The co-governing Social Democrats (SPD), which suffered its worst election result since the end of World War Two, ruled out a re-run of a “grand coalition” with Merkel.

Outgoing Foreign Minister Sigmar Gabriel, a senior SPD member, lauded the French proposals.

“Emmanuel Macron today held a courageous, a passionate plea against nationalism and for Europe - a Europe which he wants to reform, strengthen and unite with our help,” Gabriel said.

“Right now, we need to seize this opportunity for Franco-German initiatives to make Europe more democratic, involve the citizens and make it fit for the future.”

Gabriel said a joint determination by EU member states was needed to resolve problems in Europe, adding of Macron: “He can count on us.”

Cem Ozdemir, co-leader of the left-leaning Greens, a potential coalition partner for Merkel, told reporters in Berlin: ”Germany should take Macron’s extended hand and push Europe forward, with other partners.

“It’s an important signal to us in Berlin that Macron makes his proposals directly after the German election. Because only if Paris and Berlin work closely together and have the courage to implement concrete reforms, can we strengthen Europe.”
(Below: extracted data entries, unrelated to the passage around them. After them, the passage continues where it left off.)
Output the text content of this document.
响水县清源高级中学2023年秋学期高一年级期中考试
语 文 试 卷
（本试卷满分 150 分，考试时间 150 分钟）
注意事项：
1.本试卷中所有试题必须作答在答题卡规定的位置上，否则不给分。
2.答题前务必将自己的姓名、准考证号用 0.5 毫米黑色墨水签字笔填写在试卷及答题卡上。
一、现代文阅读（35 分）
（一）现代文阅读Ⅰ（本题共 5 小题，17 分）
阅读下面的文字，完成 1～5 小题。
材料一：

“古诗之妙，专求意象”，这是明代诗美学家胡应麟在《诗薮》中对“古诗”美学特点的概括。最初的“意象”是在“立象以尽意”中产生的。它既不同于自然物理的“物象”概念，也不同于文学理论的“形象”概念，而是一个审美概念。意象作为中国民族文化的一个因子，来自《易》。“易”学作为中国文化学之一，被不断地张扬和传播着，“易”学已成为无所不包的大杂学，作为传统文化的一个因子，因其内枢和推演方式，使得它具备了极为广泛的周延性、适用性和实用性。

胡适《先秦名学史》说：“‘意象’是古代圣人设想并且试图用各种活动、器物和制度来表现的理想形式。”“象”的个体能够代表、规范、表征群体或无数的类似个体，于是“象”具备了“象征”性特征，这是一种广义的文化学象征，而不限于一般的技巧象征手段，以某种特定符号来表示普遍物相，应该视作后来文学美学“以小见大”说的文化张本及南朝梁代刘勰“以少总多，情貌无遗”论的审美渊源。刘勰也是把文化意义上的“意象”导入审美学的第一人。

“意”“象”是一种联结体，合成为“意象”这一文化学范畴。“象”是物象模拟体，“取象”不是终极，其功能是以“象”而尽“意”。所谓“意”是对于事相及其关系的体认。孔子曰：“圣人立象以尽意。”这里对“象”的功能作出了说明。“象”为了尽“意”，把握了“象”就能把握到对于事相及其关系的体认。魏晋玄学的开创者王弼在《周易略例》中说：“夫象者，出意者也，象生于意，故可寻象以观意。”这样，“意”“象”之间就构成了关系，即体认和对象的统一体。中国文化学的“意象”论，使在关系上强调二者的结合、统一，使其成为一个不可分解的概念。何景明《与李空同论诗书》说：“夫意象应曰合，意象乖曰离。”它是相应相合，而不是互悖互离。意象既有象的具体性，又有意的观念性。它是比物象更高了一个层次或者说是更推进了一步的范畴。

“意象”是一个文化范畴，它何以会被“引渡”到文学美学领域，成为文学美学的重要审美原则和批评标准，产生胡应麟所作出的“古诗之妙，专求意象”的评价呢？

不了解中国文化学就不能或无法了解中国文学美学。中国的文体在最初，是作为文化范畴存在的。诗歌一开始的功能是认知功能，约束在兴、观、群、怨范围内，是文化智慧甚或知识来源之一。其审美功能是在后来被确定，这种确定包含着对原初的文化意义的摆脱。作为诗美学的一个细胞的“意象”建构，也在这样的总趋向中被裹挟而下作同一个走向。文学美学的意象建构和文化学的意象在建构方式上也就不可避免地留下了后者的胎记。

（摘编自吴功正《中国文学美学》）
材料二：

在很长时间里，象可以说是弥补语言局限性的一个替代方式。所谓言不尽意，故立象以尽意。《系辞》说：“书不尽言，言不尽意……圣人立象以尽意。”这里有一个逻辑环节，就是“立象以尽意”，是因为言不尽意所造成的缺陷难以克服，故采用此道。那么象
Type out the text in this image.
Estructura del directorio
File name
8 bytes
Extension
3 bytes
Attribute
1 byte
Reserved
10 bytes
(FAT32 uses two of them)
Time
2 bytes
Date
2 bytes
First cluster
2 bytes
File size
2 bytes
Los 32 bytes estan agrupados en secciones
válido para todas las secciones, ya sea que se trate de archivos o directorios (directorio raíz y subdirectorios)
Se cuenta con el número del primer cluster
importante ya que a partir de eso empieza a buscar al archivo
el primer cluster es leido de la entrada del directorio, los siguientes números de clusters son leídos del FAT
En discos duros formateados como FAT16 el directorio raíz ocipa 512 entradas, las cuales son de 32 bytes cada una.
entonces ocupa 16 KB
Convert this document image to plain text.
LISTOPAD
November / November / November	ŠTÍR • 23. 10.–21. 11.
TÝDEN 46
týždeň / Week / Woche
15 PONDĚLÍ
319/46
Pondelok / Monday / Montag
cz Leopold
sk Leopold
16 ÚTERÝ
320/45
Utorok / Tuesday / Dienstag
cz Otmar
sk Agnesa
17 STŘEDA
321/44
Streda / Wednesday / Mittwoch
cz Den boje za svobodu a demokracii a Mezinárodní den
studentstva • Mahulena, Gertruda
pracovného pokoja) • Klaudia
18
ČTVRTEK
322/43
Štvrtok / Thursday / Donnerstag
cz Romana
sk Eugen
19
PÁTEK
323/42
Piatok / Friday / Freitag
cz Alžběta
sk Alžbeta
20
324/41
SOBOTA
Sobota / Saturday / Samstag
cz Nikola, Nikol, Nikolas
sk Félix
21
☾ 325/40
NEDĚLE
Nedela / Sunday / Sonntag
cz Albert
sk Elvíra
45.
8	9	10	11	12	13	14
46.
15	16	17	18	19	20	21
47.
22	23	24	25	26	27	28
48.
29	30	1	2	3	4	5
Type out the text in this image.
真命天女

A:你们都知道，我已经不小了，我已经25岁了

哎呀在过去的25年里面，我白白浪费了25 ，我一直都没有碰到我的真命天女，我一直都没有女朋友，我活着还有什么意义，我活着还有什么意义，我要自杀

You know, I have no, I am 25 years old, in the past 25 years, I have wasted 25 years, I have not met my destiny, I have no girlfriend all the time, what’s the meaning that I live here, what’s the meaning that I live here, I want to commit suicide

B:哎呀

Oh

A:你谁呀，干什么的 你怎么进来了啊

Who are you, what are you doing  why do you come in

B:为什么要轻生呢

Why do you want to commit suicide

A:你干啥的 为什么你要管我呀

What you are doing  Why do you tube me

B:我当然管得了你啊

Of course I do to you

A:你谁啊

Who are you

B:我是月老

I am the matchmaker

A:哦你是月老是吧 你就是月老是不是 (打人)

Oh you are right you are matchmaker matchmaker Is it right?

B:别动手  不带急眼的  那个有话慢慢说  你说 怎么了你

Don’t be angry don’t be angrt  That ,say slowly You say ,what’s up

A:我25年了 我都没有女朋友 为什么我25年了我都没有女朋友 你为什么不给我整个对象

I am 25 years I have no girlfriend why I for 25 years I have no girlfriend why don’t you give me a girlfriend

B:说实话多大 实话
Ozdemir, seen as a possible foreign or finance minister in Merkel’s coalition government, said the euro zone in particular needed reforms to make it resilient against future shocks.

“We need investment in digitisation, sustainable technologies and infrastructure, in particular, to ensure long-term investment and create future-proof jobs,” Ozdemir said.

“WRONG INCENTIVES”

But Hans Michelbach, a lawmaker from Merkel’s CSU allies, said Macron’s ideas were unsuitable to take Europe forward. “They do not lead to a deepening (of the EU) but to a deeper split in the EU,” he said.

Michelbach accused Macron of planning to turn the euro zone into an “unlimited transfer union” and to roll back the EU’s Stability Pact.

“But these are the wrong lessons from the euro zone crisis,” Michelbach said, adding Macron should not be relieved of his duty to bring the French budget deficit in line with the EU’s fiscal rules.

His comments were echoed by Alexander Graf Lambsdorff, a senior member of the pro-business Free Democrats (FDP), another potential coalition partner for Merkel.

“This was a courageous speech by President Macron, even if not all of his proposals meet approval of the FDP,” Lambsdorff said.

Lambsdorff welcomed Macron’s call to strengthen military cooperation in the EU and seize the opportunities of digitisation, but he rejected the call for a euro zone budget.

“The problem in Europe is not a lack of public funds, but the lack of reform. A euro zone budget would set exactly the wrong incentives,” Lambsdorff said.

The fiscally conservative FDP dislikes the idea of any facility that may lead to financial transfers from wealthier euro zone countries to poorer ones.

Macron said he hoped his ideas would be taken into account in Germany’s coalition building negotiations. Those talks are not expected to begin until mid-October and may take several months.